Berlinale 2014: Deux films au long cours en compétition
Aujourd’hui, deux films présentés en compétition avec pour point commun d’avoir été des projets à long terme, pour des raisons différentes cependant. Le film chinois pour cause de censure a mis cinq à sortir, le tournage du film étasunien a quant à lui duré douze ans.
Western chinois
Wu Ken Qu (No Man’s Land, à l’international) a pour décor le désert du Xinjiang, dans un paysage à couper le souffle. Une seule route traverse cette région et c’est sur ce tronçon d’asphalte au milieu de nulle part que le jeune avocat ambitieux et arrogant Pan Xiao va se retrouver enfermé dans immensité. Sur son chemin, violence, avidité, extorsion. Il y a aussi un peu de Mad Max dans ce western où les chevaux sont remplacés par des voitures et camions. Le réalisateur réussit le tour de force de filmer la bestialité et la brutalité avec une très grande finesse de caméra, à se concentrer sur les détails qui soulignent la maîtrise totale de la photographie. Ce film ravira les adeptes du genre même si sur la fin l’enchaînement de violence commence à lasser et le souffle de l’histoire à se perdre dans le vent qui balaie la contrée recouverte de poussière.

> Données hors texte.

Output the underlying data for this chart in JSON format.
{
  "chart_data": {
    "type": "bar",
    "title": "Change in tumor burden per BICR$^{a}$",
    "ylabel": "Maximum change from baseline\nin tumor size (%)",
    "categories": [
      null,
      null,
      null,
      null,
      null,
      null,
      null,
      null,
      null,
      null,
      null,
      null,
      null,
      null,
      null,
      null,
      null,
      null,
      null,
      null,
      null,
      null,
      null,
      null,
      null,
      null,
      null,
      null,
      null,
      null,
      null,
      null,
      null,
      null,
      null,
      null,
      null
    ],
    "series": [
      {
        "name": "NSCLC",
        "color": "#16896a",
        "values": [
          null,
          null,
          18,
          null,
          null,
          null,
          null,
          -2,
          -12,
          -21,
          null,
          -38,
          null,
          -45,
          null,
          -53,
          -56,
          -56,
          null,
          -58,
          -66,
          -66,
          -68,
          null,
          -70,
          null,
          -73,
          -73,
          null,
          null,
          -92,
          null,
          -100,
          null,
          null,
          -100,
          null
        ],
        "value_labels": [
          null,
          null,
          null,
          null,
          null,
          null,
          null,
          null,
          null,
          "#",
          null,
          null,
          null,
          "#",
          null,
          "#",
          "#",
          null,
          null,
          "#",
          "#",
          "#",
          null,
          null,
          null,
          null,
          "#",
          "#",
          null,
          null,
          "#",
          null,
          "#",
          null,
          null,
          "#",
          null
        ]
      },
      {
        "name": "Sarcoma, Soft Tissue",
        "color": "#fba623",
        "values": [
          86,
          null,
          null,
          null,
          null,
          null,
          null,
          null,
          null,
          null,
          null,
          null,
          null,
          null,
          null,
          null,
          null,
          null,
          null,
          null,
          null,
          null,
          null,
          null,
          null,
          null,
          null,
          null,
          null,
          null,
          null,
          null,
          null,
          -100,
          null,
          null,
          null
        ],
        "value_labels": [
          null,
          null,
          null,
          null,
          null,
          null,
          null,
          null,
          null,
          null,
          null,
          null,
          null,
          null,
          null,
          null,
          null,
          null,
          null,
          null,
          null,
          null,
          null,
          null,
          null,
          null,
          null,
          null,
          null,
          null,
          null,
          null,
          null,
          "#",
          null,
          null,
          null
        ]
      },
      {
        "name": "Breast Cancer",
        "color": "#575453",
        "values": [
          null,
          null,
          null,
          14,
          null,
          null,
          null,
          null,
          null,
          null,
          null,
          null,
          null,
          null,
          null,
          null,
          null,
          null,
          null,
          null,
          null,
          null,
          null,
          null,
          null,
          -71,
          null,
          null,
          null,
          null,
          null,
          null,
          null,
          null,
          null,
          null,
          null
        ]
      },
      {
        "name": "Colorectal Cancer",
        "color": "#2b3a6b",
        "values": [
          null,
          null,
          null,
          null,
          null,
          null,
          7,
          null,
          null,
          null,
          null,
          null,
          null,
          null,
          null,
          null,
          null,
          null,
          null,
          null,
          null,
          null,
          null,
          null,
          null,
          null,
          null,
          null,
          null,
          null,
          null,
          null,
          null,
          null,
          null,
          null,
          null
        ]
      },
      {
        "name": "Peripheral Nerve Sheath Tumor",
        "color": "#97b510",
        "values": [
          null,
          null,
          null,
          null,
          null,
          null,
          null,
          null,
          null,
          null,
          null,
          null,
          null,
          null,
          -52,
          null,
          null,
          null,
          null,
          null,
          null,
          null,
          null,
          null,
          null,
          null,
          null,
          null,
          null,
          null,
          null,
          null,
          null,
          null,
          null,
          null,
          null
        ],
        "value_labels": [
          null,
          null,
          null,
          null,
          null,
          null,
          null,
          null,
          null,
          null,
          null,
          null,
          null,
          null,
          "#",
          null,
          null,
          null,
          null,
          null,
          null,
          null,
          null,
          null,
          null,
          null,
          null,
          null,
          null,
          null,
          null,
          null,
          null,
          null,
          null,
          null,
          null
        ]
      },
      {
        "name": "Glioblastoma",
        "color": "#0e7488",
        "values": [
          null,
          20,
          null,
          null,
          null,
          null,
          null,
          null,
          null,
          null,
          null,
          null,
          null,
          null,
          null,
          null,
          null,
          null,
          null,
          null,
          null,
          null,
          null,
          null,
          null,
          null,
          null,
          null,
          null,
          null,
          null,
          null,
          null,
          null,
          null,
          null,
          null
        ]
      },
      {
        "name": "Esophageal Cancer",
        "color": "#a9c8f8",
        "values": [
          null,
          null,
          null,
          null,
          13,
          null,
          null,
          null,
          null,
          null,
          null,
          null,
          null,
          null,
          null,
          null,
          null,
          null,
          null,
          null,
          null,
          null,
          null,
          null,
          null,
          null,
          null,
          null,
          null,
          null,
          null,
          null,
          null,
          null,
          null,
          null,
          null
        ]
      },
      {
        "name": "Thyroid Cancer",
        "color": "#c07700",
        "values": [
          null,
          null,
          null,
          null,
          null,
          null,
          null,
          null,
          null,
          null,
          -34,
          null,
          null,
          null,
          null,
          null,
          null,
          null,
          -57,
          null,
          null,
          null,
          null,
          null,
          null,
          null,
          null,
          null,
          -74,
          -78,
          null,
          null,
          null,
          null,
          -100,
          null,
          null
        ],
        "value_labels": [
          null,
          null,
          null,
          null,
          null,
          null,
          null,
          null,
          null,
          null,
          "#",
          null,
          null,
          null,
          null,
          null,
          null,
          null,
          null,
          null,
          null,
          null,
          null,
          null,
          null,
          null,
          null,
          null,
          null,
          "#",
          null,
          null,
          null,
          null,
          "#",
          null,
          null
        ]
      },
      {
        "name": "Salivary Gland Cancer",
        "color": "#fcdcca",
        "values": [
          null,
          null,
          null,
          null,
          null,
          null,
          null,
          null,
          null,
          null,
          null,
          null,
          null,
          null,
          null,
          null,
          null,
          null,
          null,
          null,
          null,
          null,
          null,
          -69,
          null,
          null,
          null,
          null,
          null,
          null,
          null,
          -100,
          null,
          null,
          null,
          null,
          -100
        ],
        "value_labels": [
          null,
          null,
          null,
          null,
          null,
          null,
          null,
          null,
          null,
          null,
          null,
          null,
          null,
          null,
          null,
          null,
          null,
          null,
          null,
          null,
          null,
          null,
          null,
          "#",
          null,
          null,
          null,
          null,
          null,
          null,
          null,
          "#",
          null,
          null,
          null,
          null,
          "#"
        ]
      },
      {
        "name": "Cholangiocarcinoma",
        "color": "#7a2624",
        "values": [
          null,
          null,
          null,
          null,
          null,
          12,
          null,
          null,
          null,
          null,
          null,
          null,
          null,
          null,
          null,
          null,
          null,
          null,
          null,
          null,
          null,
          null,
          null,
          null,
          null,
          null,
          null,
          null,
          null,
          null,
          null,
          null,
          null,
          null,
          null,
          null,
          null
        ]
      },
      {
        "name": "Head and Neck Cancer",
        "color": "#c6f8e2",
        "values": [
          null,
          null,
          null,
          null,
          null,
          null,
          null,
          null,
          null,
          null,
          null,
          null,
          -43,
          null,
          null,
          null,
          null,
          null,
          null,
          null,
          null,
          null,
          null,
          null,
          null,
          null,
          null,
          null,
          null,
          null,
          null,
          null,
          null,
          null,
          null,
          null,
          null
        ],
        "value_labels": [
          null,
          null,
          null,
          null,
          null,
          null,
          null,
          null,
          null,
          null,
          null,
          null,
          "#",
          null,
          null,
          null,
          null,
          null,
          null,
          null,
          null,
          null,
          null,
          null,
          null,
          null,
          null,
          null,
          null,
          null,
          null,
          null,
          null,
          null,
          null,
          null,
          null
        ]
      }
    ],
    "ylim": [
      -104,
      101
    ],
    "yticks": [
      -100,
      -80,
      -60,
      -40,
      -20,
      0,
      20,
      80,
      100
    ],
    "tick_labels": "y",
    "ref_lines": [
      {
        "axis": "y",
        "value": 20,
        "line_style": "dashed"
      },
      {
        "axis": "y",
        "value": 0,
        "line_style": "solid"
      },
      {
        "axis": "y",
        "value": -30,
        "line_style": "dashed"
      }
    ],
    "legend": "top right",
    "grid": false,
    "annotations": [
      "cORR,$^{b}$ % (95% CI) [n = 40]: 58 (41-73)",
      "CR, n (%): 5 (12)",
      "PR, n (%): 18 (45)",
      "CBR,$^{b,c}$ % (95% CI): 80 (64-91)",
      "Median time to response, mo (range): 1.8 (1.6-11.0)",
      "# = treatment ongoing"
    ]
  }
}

Wu Ken Qu ; de Ning Hao ; avec Xu Zheng, Yu Nan, Huang Bo, Dou Bujie ; République populaire de Chine ; 2013 ; 117 min.
Boyhood
Cette projection a été celle la plus applaudie par la presse internationale lors de sa projection. Et il est vrai que ce film de près de trois heures est un tour de force narratif. En effet, Richard Linklater, à partir d’une structure décidée dès le début du projet mais amenée à évoluer pendant le processus, a filmé depuis 2002 les mêmes acteurs pour un projet qui devait durer douze ans, le temps que les enfants acteurs finissent leur High School. Cela aurait pu tourner au simili documentaire. Cela est devenu un petit bijou d’une simplicité et d’un naturel touchant, sans être ennuyeux une seule seconde. À travers les yeux de Mason, garçon timide, un peu renfermé et rêveur, nous suivons une histoire ordinaire d’une famille mono-parentale de la classe moyenne inférieure dans une petite ville du Texas. Pendant ces douze ans, les enfants deviennent adultes et les parents apprennent à le devenir aussi. Le réalisateur évite – et on le remercie – l’écueil des scènes éculées du premier baiser, de la première relation sexuelle, etc. Il s’attache plus au processus, aux moments de vie qu’aux symboles et rites de passage. Ce film est plus qu’un essai narratif, c’est un vrai projet artistique : les personnages ne gagnent pas seulement en maturité tout au long de l’histoire, ils prennent également forme physiquement, loin des artifices du cinéma grimant les protagonistes lors de différentes phases de vie. Même si le film est très étasunien en ce sens qu’il a pour toile de fond son système scolaire, de par les dialogues également, il trouve écho dans d’autres parties du monde où le fait de devenir grand revient à devenir un être humain unique et singulier.
Richard Linklater est un adepte des projets à long terme. C’est à lui que l’on doit le duo très agaçant Julie Delpy – Ethan Hawke qui poursuit le cadran de la montre depuis dix-huit ans avec Before Sunrise, Before Sunset et Before Midnight (les avis au sein de j :mag sont différents : Frank B. Halfar aime beaucoup , MaB n’en peut plus ), tous les 3 présentés au festival de Berlin… en espérant qu’avant minuit soit le dernier !
De Richard Linklater ; avec Patricia Arquette, Ethan Hawke, Ellar Coltrane, Lorelei Linklater ; États-Unis ; 2013 ; 164 min.